Wednesday, 3 December 2014

Fiction by Genre as Opposed to Genre Fiction..

..because to me the two are not the same. 

'Genre Fiction' is fiction written to fall into a specific genre and therefore with a specific target audience. Books not written with that goal in mind may be sorted into genre to make it easier for the reader to find more of the sort of thing they like, or so the bookshop knows where to shelf it, or even so the marketing department don't have a nervous breakdown, but that doesn’t make it genre fiction and doesn’t mean any specific reader falls in or out of the target demographic.

This is why it makes little sense to debate whether Jane Austen wrote romance novels or comedies of manner. There's nothing inherently wrong with the question - it makes little difference to the books and none at all to our author, and it contributes to lively discussion - it's just unfortunate that the answer may mean half the reading population won't pick them up. 

Another example of the dangers of allocating books to genre might be the Portrait of Mr WH, which if it hadn't fallen into the ‘classics’ net by virtue of age, would probably be filed under ‘gay interest’, where 90% of people would walk on by because they fall out of that particular demographic.

All of which goes some way towards explaining why snotty remarks about adults reading young adult fiction give me a pain in the back of my neck, I look slightly askance at the ‘classic’ shelf in the library and the release of Jane Austen in pastel covers that subliminally scream ‘chicklit’ wind me up.

It’s all designed not only to lead readers to more of the sort of thing they've read before, but to subdivide them so that they can be better marketed to. Presumably the next step (if it hasn't happened already) will be publishing houses dictating what kind of things authors should write in order to cater to specific parts of said market.

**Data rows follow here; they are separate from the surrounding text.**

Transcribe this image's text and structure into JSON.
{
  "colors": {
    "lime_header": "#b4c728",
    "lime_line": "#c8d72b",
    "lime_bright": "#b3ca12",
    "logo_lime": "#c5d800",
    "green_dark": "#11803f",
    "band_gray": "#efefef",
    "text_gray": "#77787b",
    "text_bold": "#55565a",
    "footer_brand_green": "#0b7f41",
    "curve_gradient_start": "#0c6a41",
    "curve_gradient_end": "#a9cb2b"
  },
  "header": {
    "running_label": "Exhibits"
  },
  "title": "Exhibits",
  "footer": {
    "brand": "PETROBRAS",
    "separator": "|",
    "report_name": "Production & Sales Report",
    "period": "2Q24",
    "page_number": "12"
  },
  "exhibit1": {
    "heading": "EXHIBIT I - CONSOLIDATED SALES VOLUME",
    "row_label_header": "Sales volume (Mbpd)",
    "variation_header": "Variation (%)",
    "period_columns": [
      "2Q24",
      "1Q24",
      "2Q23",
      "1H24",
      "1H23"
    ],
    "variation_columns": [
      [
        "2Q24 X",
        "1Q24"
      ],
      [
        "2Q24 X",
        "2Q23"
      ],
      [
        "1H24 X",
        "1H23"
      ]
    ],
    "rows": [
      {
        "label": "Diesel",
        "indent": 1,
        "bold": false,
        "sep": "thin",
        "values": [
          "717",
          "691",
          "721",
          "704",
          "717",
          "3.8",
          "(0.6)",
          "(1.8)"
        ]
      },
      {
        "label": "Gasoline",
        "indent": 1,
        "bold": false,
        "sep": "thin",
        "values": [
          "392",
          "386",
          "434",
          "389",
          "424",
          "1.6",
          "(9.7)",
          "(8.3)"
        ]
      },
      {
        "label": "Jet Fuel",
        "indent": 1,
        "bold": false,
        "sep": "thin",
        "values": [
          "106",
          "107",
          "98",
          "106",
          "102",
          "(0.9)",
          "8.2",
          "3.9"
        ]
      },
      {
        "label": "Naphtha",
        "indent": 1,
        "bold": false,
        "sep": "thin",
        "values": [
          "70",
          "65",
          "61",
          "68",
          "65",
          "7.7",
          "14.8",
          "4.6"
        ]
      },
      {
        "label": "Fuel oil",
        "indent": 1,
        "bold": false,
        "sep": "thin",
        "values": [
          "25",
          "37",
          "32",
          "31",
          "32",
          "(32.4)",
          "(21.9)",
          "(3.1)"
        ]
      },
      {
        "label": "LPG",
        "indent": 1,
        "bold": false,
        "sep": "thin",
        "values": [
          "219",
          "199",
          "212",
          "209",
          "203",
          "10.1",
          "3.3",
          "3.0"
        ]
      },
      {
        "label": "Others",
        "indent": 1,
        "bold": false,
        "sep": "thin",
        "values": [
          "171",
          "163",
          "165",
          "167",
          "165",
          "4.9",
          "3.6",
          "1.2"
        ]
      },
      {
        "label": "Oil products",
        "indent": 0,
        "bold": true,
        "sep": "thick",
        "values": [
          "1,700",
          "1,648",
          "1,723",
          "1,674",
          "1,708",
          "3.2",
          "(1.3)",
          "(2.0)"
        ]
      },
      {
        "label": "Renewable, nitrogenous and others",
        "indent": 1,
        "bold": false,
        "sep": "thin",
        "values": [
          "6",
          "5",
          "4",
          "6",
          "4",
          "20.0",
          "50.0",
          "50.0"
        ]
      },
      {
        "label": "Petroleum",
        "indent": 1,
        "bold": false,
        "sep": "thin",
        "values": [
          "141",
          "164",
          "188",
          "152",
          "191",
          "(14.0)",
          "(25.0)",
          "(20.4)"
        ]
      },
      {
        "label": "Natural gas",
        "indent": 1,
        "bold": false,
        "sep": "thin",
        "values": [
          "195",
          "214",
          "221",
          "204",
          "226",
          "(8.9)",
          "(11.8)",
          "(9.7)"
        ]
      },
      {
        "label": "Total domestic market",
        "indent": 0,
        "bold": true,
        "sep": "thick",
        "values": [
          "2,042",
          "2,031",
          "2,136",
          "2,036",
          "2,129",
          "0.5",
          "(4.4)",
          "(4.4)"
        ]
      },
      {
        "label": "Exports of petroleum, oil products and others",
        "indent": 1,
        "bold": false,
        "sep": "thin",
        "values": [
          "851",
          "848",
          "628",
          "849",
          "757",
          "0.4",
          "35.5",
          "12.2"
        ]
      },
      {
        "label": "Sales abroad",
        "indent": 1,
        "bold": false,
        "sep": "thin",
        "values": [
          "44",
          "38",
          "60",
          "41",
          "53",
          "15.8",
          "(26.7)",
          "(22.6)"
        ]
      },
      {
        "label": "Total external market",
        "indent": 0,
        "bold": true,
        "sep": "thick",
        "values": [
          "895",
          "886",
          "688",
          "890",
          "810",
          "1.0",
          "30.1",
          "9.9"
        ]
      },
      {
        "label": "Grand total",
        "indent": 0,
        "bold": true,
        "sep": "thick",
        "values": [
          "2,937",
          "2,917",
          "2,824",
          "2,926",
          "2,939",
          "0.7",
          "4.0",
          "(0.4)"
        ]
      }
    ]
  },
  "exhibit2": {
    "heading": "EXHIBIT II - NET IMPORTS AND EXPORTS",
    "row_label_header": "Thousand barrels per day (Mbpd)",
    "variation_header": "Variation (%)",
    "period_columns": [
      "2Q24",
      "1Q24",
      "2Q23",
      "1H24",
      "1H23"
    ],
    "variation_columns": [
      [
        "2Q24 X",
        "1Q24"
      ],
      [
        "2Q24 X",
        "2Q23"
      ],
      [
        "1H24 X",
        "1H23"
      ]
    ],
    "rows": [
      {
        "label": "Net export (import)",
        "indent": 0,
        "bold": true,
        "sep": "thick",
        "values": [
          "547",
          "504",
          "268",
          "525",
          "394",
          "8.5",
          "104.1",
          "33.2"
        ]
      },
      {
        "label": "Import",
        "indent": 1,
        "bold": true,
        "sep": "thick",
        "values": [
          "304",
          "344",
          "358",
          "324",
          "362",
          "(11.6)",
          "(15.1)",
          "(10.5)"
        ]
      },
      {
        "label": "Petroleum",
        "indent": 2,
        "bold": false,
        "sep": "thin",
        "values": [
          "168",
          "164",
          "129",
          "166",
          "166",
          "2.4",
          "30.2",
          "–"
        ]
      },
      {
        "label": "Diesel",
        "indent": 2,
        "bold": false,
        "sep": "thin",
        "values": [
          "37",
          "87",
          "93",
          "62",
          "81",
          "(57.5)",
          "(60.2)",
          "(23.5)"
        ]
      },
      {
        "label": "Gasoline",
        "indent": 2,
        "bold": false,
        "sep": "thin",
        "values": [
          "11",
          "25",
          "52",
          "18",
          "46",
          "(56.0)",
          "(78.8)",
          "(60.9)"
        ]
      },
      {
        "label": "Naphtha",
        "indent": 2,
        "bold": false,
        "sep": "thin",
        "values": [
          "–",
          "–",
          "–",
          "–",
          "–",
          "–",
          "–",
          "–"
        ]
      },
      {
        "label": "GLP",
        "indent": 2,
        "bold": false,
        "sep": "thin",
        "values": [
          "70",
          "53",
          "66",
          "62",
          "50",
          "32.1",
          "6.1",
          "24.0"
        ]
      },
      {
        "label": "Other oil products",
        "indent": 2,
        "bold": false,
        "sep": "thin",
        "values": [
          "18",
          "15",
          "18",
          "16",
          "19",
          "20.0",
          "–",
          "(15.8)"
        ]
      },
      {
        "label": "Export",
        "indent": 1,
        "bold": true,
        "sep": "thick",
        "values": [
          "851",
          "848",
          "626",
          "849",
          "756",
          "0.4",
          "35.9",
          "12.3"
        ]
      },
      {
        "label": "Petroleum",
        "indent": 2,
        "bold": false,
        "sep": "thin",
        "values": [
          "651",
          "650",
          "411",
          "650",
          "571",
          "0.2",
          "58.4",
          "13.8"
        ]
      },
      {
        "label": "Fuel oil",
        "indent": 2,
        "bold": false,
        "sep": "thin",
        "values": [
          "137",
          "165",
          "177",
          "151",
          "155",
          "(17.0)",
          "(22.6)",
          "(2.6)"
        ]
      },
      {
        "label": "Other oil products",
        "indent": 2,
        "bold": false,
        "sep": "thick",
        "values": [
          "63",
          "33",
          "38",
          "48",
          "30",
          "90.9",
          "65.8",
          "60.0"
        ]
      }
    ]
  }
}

So in the spirit of proving there is good stuff in all and any genres you could possibly think of I will be blogging, over the coming weeks, looking at each in turn. It’s a personal view, the list is not definitive, and I’m sure I’ll put some of the books into categories others would not. But that, to recap my point above, is because these are no hard and fast rules. Read wide, read old and new, but most of all, read what you like. Not what you're told to.

edit: Oh dear this never happened did it? Too ambitious a project... One day, maybe, and my last sentence still stands.